Segundo Gabriel Carrara, o problema tem se intensificado devido ao cenário atual de negociações cada vez mais ajustadas entre compradores e vendedores. Em operações que envolvem descontos ou condições específicas, o valor real da transação muitas vezes difere das tabelas de referência aplicadas pelos cartórios, o que tem gerado impasses e insegurança para clientes e profissionais.
“Quando houver questionamento sobre o valor da negociação, defendemos que a avaliação do corretor de imóveis, que é o profissional legalmente habilitado, seja adotada como referência”, explicou Carrara.

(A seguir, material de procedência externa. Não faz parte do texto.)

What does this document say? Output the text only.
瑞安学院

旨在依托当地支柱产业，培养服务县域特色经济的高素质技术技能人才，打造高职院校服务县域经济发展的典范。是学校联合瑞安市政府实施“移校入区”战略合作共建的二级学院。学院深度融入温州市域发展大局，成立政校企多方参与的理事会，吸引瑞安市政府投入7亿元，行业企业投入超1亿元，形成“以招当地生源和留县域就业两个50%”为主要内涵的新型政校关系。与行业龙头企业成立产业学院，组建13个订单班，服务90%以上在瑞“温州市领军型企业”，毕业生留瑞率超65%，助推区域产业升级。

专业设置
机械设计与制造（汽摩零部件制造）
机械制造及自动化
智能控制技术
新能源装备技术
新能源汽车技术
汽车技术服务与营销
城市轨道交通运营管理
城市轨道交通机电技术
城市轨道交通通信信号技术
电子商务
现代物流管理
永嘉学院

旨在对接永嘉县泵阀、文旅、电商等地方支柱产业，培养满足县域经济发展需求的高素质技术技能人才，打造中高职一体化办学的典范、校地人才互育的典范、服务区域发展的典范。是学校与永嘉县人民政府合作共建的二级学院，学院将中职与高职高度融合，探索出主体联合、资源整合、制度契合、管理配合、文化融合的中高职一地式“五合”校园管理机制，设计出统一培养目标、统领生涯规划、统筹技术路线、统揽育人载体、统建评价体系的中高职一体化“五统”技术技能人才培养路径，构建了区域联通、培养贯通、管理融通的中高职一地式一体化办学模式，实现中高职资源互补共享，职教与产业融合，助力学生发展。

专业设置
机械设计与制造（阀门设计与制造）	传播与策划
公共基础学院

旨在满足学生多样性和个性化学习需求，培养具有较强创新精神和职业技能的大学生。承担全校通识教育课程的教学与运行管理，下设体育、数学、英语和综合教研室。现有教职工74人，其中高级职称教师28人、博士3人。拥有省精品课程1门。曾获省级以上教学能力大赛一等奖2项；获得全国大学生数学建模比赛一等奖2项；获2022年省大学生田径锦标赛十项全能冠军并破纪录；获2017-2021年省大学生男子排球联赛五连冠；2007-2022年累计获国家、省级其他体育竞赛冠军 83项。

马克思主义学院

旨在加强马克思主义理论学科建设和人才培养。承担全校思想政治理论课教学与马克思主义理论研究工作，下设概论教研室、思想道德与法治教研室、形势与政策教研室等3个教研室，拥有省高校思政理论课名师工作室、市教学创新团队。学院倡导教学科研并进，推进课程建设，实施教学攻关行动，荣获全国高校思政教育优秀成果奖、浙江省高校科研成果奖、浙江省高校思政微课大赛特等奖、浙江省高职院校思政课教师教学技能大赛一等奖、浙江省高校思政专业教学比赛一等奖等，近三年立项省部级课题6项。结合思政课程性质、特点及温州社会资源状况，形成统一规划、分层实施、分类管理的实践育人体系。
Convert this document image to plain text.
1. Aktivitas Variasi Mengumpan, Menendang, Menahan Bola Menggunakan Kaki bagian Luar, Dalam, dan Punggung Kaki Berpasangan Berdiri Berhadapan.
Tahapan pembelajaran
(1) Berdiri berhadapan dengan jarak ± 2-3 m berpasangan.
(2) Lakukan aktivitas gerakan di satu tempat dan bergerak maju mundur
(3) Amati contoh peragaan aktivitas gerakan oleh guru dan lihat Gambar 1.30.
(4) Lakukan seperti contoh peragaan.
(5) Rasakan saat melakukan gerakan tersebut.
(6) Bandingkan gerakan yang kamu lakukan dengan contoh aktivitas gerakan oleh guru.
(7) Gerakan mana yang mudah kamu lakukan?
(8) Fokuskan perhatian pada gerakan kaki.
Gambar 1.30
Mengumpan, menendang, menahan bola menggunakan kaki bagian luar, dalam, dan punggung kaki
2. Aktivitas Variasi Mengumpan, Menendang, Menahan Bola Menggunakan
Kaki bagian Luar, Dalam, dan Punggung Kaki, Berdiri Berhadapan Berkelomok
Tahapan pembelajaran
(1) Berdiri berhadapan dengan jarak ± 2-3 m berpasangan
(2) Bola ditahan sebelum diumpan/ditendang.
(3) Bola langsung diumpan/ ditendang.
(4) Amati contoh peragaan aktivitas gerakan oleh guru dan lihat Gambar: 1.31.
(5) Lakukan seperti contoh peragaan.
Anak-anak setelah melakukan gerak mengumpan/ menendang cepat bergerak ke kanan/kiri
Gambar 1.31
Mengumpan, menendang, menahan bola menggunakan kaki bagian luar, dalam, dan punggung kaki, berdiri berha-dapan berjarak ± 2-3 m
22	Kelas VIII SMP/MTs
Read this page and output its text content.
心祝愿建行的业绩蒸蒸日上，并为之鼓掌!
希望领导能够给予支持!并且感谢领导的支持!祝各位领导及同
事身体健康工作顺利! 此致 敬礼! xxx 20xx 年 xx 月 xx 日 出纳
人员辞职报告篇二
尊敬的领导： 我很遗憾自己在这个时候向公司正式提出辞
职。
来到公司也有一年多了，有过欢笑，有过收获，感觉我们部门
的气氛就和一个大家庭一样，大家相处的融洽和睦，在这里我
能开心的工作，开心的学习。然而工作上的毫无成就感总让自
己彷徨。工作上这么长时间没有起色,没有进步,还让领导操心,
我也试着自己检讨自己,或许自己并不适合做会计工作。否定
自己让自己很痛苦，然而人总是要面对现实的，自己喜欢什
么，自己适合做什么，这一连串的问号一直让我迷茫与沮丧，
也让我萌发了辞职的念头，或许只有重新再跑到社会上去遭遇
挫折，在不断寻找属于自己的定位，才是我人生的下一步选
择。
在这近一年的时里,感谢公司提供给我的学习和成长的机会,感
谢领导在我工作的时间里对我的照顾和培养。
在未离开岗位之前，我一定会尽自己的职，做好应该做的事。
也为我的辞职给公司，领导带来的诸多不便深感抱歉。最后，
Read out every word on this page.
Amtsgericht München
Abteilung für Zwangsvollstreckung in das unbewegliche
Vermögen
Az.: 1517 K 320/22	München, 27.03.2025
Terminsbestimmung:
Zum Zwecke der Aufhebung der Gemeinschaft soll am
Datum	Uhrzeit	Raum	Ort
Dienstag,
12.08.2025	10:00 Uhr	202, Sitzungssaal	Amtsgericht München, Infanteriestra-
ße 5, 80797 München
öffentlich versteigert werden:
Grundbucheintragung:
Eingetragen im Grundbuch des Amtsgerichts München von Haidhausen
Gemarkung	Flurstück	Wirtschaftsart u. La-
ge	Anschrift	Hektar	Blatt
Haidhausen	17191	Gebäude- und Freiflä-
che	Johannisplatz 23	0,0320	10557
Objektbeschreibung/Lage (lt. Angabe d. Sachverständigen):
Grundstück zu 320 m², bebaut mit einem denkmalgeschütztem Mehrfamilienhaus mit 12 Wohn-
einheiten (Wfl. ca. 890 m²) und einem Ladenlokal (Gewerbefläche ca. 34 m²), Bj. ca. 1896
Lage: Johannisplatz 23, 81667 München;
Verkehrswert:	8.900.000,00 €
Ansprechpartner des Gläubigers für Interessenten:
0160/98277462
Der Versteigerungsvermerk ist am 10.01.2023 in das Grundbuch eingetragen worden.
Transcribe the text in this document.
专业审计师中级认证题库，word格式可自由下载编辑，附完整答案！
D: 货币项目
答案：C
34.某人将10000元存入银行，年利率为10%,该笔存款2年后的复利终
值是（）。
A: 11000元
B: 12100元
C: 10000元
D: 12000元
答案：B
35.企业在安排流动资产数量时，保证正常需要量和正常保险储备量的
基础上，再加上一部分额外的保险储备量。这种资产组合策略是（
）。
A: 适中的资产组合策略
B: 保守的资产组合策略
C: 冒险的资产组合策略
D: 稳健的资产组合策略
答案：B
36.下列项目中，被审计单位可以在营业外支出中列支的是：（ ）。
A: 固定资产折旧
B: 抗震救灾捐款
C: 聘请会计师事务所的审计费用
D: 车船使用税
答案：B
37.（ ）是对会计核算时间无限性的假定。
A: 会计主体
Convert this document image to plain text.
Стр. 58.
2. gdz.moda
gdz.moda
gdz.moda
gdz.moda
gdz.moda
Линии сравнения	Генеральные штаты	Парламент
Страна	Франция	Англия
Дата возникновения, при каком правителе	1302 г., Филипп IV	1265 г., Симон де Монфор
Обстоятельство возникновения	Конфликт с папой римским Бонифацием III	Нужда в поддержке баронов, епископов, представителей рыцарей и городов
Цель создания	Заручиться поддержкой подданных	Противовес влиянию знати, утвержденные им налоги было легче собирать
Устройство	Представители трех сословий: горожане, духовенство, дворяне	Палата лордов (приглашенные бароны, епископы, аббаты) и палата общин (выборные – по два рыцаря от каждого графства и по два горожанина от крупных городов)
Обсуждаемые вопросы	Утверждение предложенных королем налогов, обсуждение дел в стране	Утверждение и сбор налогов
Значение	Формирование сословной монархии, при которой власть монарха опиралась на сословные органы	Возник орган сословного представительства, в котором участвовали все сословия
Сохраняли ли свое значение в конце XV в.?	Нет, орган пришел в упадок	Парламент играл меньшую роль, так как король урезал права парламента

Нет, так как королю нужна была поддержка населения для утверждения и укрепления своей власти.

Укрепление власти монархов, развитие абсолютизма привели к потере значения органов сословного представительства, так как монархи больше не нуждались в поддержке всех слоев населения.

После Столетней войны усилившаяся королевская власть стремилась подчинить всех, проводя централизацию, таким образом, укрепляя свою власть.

Ele reforçou a necessidade de respeito ao trabalho técnico: “Não podemos mais aceitar que os cartórios contestem valores sem considerar a avaliação do corretor. Quando houver dúvida, o corretor de imóveis é o profissional qualificado para realizar essa análise.”
Debate avança na ALESC
O debate sobre os emolumentos também avançou para a esfera legislativa. O CRECI-SC apresentou à Assembleia Legislativa de Santa Catarina uma proposta alternativa ao Projeto de Lei Complementar (PLC) 0025/2025, enviado pelo Tribunal de Justiça do Estado (TJSC). Na avaliação do Conselho, o texto original tende a elevar ainda mais os custos de escrituras, registros, averbações, loteamentos e incorporações, serviços que já haviam sofrido aumentos significativos com a lei que entrou em vigor em 2024, impactando tanto o mercado imobiliário quanto o acesso da população aos atos notariais.
O CRECI-SC elaborou um projeto alternativo que estabelece critérios técnicos e objetivos para a definição da base de cálculo dos emolumentos, oferecendo maior segurança jurídica ao mercado e aos usuários do sistema notarial. A iniciativa também busca corrigir distorções geradas pelo Código de Normas Extrajudicial de 2023, que, na prática, delegou às serventias a prerrogativa de definir valores a partir de interpretações subjetivas, situação que tem levado a conflitos e insegurança para corretores, compradores e vendedores.
O Conselho seguirá acompanhando a tramitação do PLC e defendendo um modelo que assegure transparência, equilíbrio e previsibilidade para todas as partes envolvidas.
Decisão do STJ reforça segurança jurídica para corretores
O conselheiro Laurence Leal repercutiu um ponto destacado pelo Presidente do COFECI, João Teodoro: a importante vitória obtida no Superior Tribunal de Justiça (STJ), que desonerou corretores de imóveis e imobiliárias de prejuízos causados a consumidores por defeitos ou atrasos em obras realizadas por incorporadoras.
“Nosso papel é intermediar com segurança, confiando em construtoras e incorporadoras, e cumprir nossa função até a assinatura do contrato. A entrega da obra é responsabilidade exclusiva da incorporadora, e o Sistema tem avançado na defesa desse entendimento”, comentou.
A decisão reconhece que o corretor exerce sua função até a intermediação do negócio, baseando-se nas informações prestadas pela construtora ou incorporadora, não podendo ser responsabilizado por problemas posteriores na execução da obra. O entendimento consolida um importante marco de segurança jurídica para a categoria.